The primitive celt, which was hardly more than a wedge, has been differentiated into three modern hand tools, the chisel, the ax, Fig. 139, and the adze, Fig. 141.



The ax has also been differentiated into the hatchet, with a short handle, for use with one hand, while the ax-handle is long, for use with two hands. Its shape is an adaption to its manner of use. It is oval in order to be strongest in the direction of the blow and also in order that the axman may feel and guide the direction of the blade. The curve at the end is to avoid the awkward raising of the left hand at the moment of striking the blow, and the knob keeps it from slipping thru the hand. In both ax and hatchet there is a two-beveled edge.
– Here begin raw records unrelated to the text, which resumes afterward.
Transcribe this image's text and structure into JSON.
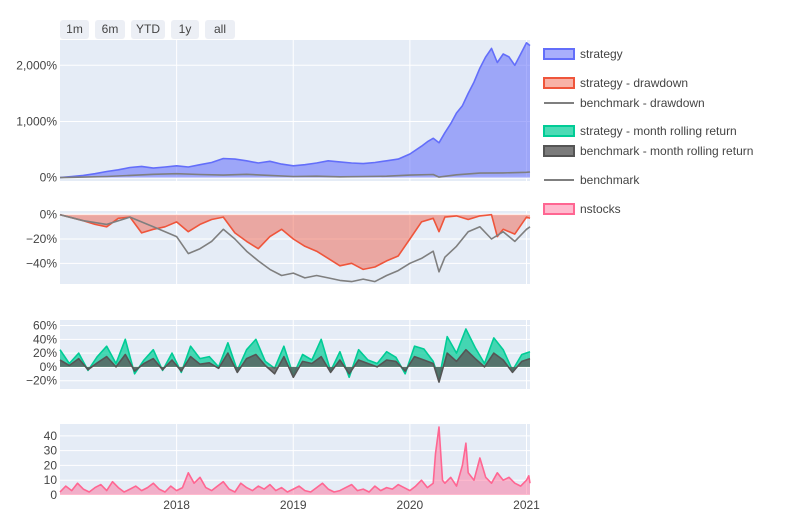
{
  "range_selector": {
    "buttons": [
      {
        "label": "1m"
      },
      {
        "label": "6m"
      },
      {
        "label": "YTD"
      },
      {
        "label": "1y"
      },
      {
        "label": "all"
      }
    ]
  },
  "colors": {
    "plot_bg": "#e5ecf6",
    "grid": "#ffffff",
    "strategy": "#636efa",
    "strategy_fill": "rgba(99,110,250,0.55)",
    "benchmark": "#7f7f7f",
    "drawdown": "#ef553b",
    "drawdown_fill": "rgba(239,85,59,0.45)",
    "rolling": "#00cc96",
    "rolling_fill": "rgba(0,204,150,0.7)",
    "bench_rolling_fill": "rgba(90,90,90,0.8)",
    "nstocks": "#ff6692",
    "nstocks_fill": "rgba(255,102,146,0.45)"
  },
  "chart_data": [
    {
      "type": "area",
      "id": "cumulative",
      "ylim": [
        -60,
        2450
      ],
      "yticks": [
        0,
        1000,
        2000
      ],
      "ytick_labels": [
        "0%",
        "1,000%",
        "2,000%"
      ],
      "series": [
        {
          "name": "strategy",
          "x": [
            2017.0,
            2017.1,
            2017.2,
            2017.3,
            2017.4,
            2017.5,
            2017.6,
            2017.7,
            2017.8,
            2017.9,
            2018.0,
            2018.1,
            2018.2,
            2018.3,
            2018.4,
            2018.5,
            2018.6,
            2018.7,
            2018.8,
            2018.9,
            2019.0,
            2019.1,
            2019.2,
            2019.3,
            2019.4,
            2019.5,
            2019.6,
            2019.7,
            2019.8,
            2019.9,
            2020.0,
            2020.1,
            2020.15,
            2020.2,
            2020.25,
            2020.3,
            2020.35,
            2020.4,
            2020.45,
            2020.5,
            2020.55,
            2020.6,
            2020.65,
            2020.7,
            2020.75,
            2020.8,
            2020.85,
            2020.9,
            2020.95,
            2021.0,
            2021.03
          ],
          "values": [
            0,
            20,
            40,
            70,
            110,
            140,
            180,
            200,
            170,
            190,
            210,
            190,
            230,
            270,
            340,
            330,
            300,
            260,
            290,
            240,
            210,
            230,
            260,
            300,
            280,
            260,
            250,
            270,
            300,
            330,
            420,
            560,
            640,
            700,
            620,
            800,
            960,
            1150,
            1280,
            1500,
            1700,
            1950,
            2150,
            2300,
            2050,
            2200,
            2150,
            2000,
            2200,
            2400,
            2350
          ]
        },
        {
          "name": "benchmark",
          "x": [
            2017.0,
            2017.2,
            2017.4,
            2017.6,
            2017.8,
            2018.0,
            2018.2,
            2018.4,
            2018.6,
            2018.8,
            2019.0,
            2019.2,
            2019.4,
            2019.6,
            2019.8,
            2020.0,
            2020.2,
            2020.25,
            2020.4,
            2020.6,
            2020.8,
            2021.0,
            2021.03
          ],
          "values": [
            0,
            10,
            20,
            40,
            60,
            70,
            55,
            45,
            60,
            40,
            20,
            25,
            15,
            20,
            25,
            45,
            55,
            10,
            50,
            80,
            85,
            95,
            100
          ]
        }
      ]
    },
    {
      "type": "area",
      "id": "drawdown",
      "ylim": [
        -57,
        3
      ],
      "yticks": [
        0,
        -20,
        -40
      ],
      "ytick_labels": [
        "0%",
        "−20%",
        "−40%"
      ],
      "series": [
        {
          "name": "strategy - drawdown",
          "x": [
            2017.0,
            2017.2,
            2017.3,
            2017.4,
            2017.5,
            2017.6,
            2017.7,
            2017.8,
            2017.9,
            2018.0,
            2018.1,
            2018.2,
            2018.3,
            2018.4,
            2018.5,
            2018.6,
            2018.7,
            2018.8,
            2018.9,
            2019.0,
            2019.1,
            2019.2,
            2019.3,
            2019.4,
            2019.5,
            2019.6,
            2019.7,
            2019.8,
            2019.9,
            2020.0,
            2020.1,
            2020.2,
            2020.25,
            2020.3,
            2020.4,
            2020.5,
            2020.6,
            2020.7,
            2020.75,
            2020.8,
            2020.9,
            2021.0,
            2021.03
          ],
          "values": [
            0,
            -5,
            -8,
            -10,
            -3,
            -2,
            -15,
            -12,
            -10,
            -6,
            -14,
            -8,
            -4,
            -2,
            -15,
            -22,
            -28,
            -18,
            -12,
            -20,
            -26,
            -30,
            -36,
            -42,
            -40,
            -45,
            -43,
            -38,
            -34,
            -20,
            -6,
            -3,
            -14,
            -2,
            -1,
            -4,
            -1,
            0,
            -18,
            -12,
            -16,
            -2,
            -3
          ]
        },
        {
          "name": "benchmark - drawdown",
          "x": [
            2017.0,
            2017.2,
            2017.4,
            2017.6,
            2017.8,
            2018.0,
            2018.1,
            2018.2,
            2018.3,
            2018.4,
            2018.5,
            2018.6,
            2018.7,
            2018.8,
            2018.9,
            2019.0,
            2019.1,
            2019.2,
            2019.3,
            2019.4,
            2019.5,
            2019.6,
            2019.7,
            2019.8,
            2019.9,
            2020.0,
            2020.1,
            2020.2,
            2020.25,
            2020.3,
            2020.4,
            2020.5,
            2020.6,
            2020.7,
            2020.8,
            2020.9,
            2021.0,
            2021.03
          ],
          "values": [
            0,
            -5,
            -8,
            -2,
            -10,
            -18,
            -32,
            -28,
            -22,
            -12,
            -20,
            -30,
            -38,
            -45,
            -50,
            -48,
            -52,
            -50,
            -52,
            -54,
            -55,
            -53,
            -55,
            -50,
            -46,
            -40,
            -36,
            -30,
            -47,
            -35,
            -26,
            -14,
            -10,
            -20,
            -14,
            -22,
            -12,
            -10
          ]
        }
      ]
    },
    {
      "type": "area",
      "id": "rolling",
      "ylim": [
        -32,
        68
      ],
      "yticks": [
        -20,
        0,
        20,
        40,
        60
      ],
      "ytick_labels": [
        "−20%",
        "0%",
        "20%",
        "40%",
        "60%"
      ],
      "series": [
        {
          "name": "strategy - month rolling return",
          "x": [
            2017.0,
            2017.08,
            2017.16,
            2017.24,
            2017.32,
            2017.4,
            2017.48,
            2017.56,
            2017.64,
            2017.72,
            2017.8,
            2017.88,
            2017.96,
            2018.04,
            2018.12,
            2018.2,
            2018.28,
            2018.36,
            2018.44,
            2018.52,
            2018.6,
            2018.68,
            2018.76,
            2018.84,
            2018.92,
            2019.0,
            2019.08,
            2019.16,
            2019.24,
            2019.32,
            2019.4,
            2019.48,
            2019.56,
            2019.64,
            2019.72,
            2019.8,
            2019.88,
            2019.96,
            2020.04,
            2020.12,
            2020.2,
            2020.25,
            2020.32,
            2020.4,
            2020.48,
            2020.56,
            2020.64,
            2020.72,
            2020.8,
            2020.88,
            2020.96,
            2021.03
          ],
          "values": [
            25,
            5,
            20,
            -5,
            15,
            30,
            5,
            40,
            -10,
            10,
            25,
            -5,
            20,
            -8,
            30,
            12,
            15,
            0,
            35,
            -5,
            25,
            40,
            8,
            -2,
            30,
            -12,
            18,
            10,
            40,
            -6,
            22,
            -15,
            25,
            10,
            5,
            22,
            14,
            -10,
            30,
            26,
            8,
            -18,
            44,
            20,
            55,
            28,
            5,
            42,
            25,
            -5,
            18,
            22
          ]
        },
        {
          "name": "benchmark - month rolling return",
          "x": [
            2017.0,
            2017.08,
            2017.16,
            2017.24,
            2017.32,
            2017.4,
            2017.48,
            2017.56,
            2017.64,
            2017.72,
            2017.8,
            2017.88,
            2017.96,
            2018.04,
            2018.12,
            2018.2,
            2018.28,
            2018.36,
            2018.44,
            2018.52,
            2018.6,
            2018.68,
            2018.76,
            2018.84,
            2018.92,
            2019.0,
            2019.08,
            2019.16,
            2019.24,
            2019.32,
            2019.4,
            2019.48,
            2019.56,
            2019.64,
            2019.72,
            2019.8,
            2019.88,
            2019.96,
            2020.04,
            2020.12,
            2020.2,
            2020.25,
            2020.32,
            2020.4,
            2020.48,
            2020.56,
            2020.64,
            2020.72,
            2020.8,
            2020.88,
            2020.96,
            2021.03
          ],
          "values": [
            10,
            2,
            12,
            -4,
            6,
            15,
            0,
            18,
            -6,
            5,
            12,
            -4,
            10,
            -6,
            15,
            4,
            6,
            -2,
            20,
            -8,
            12,
            18,
            2,
            -10,
            15,
            -15,
            8,
            5,
            15,
            -8,
            10,
            -10,
            10,
            5,
            0,
            10,
            8,
            -6,
            15,
            10,
            5,
            -22,
            20,
            8,
            25,
            12,
            0,
            20,
            10,
            -8,
            8,
            12
          ]
        }
      ]
    },
    {
      "type": "area",
      "id": "nstocks",
      "ylim": [
        0,
        48
      ],
      "yticks": [
        0,
        10,
        20,
        30,
        40
      ],
      "ytick_labels": [
        "0",
        "10",
        "20",
        "30",
        "40"
      ],
      "xticks": [
        2018,
        2019,
        2020,
        2021
      ],
      "xtick_labels": [
        "2018",
        "2019",
        "2020",
        "2021"
      ],
      "series": [
        {
          "name": "nstocks",
          "x": [
            2017.0,
            2017.05,
            2017.1,
            2017.15,
            2017.2,
            2017.25,
            2017.3,
            2017.35,
            2017.4,
            2017.45,
            2017.5,
            2017.55,
            2017.6,
            2017.65,
            2017.7,
            2017.75,
            2017.8,
            2017.85,
            2017.9,
            2017.95,
            2018.0,
            2018.05,
            2018.1,
            2018.15,
            2018.2,
            2018.25,
            2018.3,
            2018.35,
            2018.4,
            2018.45,
            2018.5,
            2018.55,
            2018.6,
            2018.65,
            2018.7,
            2018.75,
            2018.8,
            2018.85,
            2018.9,
            2018.95,
            2019.0,
            2019.05,
            2019.1,
            2019.15,
            2019.2,
            2019.25,
            2019.3,
            2019.35,
            2019.4,
            2019.45,
            2019.5,
            2019.55,
            2019.6,
            2019.65,
            2019.7,
            2019.75,
            2019.8,
            2019.85,
            2019.9,
            2019.95,
            2020.0,
            2020.05,
            2020.1,
            2020.15,
            2020.2,
            2020.22,
            2020.25,
            2020.28,
            2020.3,
            2020.35,
            2020.4,
            2020.45,
            2020.48,
            2020.5,
            2020.55,
            2020.6,
            2020.65,
            2020.7,
            2020.75,
            2020.8,
            2020.85,
            2020.9,
            2020.95,
            2021.0,
            2021.02,
            2021.03
          ],
          "values": [
            2,
            6,
            3,
            8,
            4,
            2,
            5,
            7,
            3,
            9,
            5,
            2,
            4,
            6,
            3,
            5,
            8,
            4,
            2,
            6,
            3,
            5,
            15,
            8,
            12,
            5,
            3,
            6,
            9,
            4,
            2,
            8,
            5,
            3,
            6,
            4,
            7,
            3,
            5,
            2,
            4,
            6,
            3,
            2,
            5,
            8,
            4,
            2,
            3,
            5,
            7,
            3,
            4,
            2,
            6,
            3,
            5,
            4,
            7,
            5,
            3,
            6,
            10,
            5,
            8,
            28,
            46,
            10,
            8,
            12,
            6,
            20,
            35,
            15,
            10,
            25,
            12,
            8,
            15,
            10,
            12,
            8,
            6,
            10,
            13,
            8
          ]
        }
      ]
    }
  ],
  "legend": {
    "items": [
      {
        "name": "strategy"
      },
      {
        "name": "strategy - drawdown"
      },
      {
        "name": "benchmark - drawdown"
      },
      {
        "name": "strategy - month rolling return"
      },
      {
        "name": "benchmark - month rolling return"
      },
      {
        "name": "benchmark"
      },
      {
        "name": "nstocks"
      }
    ]
  }
}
This is for the sake of facility in cutting into the wood at any angle.





There are two principal forms, the common ax and the two bitted ax, the latter used chiefly in lumbering. There is also a wedge-shaped ax for splitting wood. As among all tools, there is among axes a great variety for special uses.



Fig. 139. Ax. Fig. 140. Shingling Hatchet. Fig. 141, Carpenter's Adze.























Fig. 139. Ax. Fig. 140. Shingling Hatchet. Fig. 141. Carpenter's Adze.


The hatchet has, beside the cutting edge, a head for driving nails, and a notch for drawing them, thus combining three tools in one. The shingling hatchet, Fig. 140, is a type of this.



The adze, the carpenter's house adze, Fig. 141, is flat on the lower side, since its use is for straightening surfaces.